In high school, I had the opportunity to take Black History courses and Black and Latinx teachers who provided space for me to explore texts outside of the mainstream curricula. As an undergraduate, I didn’t dive too much into Black History. I returned to it in graduate school studying Afro-American Studies at UCLA and African Diaspora Studies at UC Berkeley. In grad school at UChicago, I also focused on critical race theory in schooling. While I hesitate to say that I am in “expert” in anything, I am definitely well-exercised in the study of Blackness, Diaspora, and race-making.
At the very least, Blackness is normalized for me. I quite comfortably see the world through a lens of Black identity.
Which is why it is jarring when other people do not have this framing. And this is why it is important to say what Black History is and is not. It is not a list of facts and people and their accomplishments. It is not an annual celebration of legislation. In order to understand what Black History is we must first recognize that the modern world was founded and shaped by the kidnapping and forced labor of millions of Africans.
I want to be super careful and nuanced here. I am not getting into a debate about who owned whom, how many owned whom, or what the supposed trade-offs were. I am only saying that chattel slavery created a critical juncture in the timeline.

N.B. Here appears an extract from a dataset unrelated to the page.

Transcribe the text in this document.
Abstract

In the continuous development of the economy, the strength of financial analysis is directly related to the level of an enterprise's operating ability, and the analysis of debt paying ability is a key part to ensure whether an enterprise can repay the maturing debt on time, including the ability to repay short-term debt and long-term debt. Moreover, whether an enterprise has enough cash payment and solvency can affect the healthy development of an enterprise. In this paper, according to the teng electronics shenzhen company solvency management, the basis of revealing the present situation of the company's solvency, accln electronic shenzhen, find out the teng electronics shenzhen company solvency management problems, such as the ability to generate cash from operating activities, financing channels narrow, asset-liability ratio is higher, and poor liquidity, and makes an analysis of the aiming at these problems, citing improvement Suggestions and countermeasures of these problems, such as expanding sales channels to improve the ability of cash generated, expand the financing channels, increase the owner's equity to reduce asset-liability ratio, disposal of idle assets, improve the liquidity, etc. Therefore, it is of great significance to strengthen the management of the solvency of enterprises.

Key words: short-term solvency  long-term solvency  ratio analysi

And because the entire modern world, the entire timeline was shaped by this juncture, it does not matter who owned whom, how many owned whom, or what the supposed trade-offs were; everyone continues to interact with, navigate within, and maneuver in the structures that were put in place to support the centuries-long kidnapping and forced labor of millions of Africans.
When we take this point as a given, we see that looking at Black History through a series of individual and anomalous accomplishments undermines this point. Looking at the one person who invented something, or the one person who managed to overcome an incident, ignores the reason why that person is so extraordinary. These stories become more of an exercise in dismissing the weight of a system, and worse, reinforce calls to remedy the larger systemic problems that still exist.
So what is Black History? It is the study of how the modern world was created and shaped by enslavement.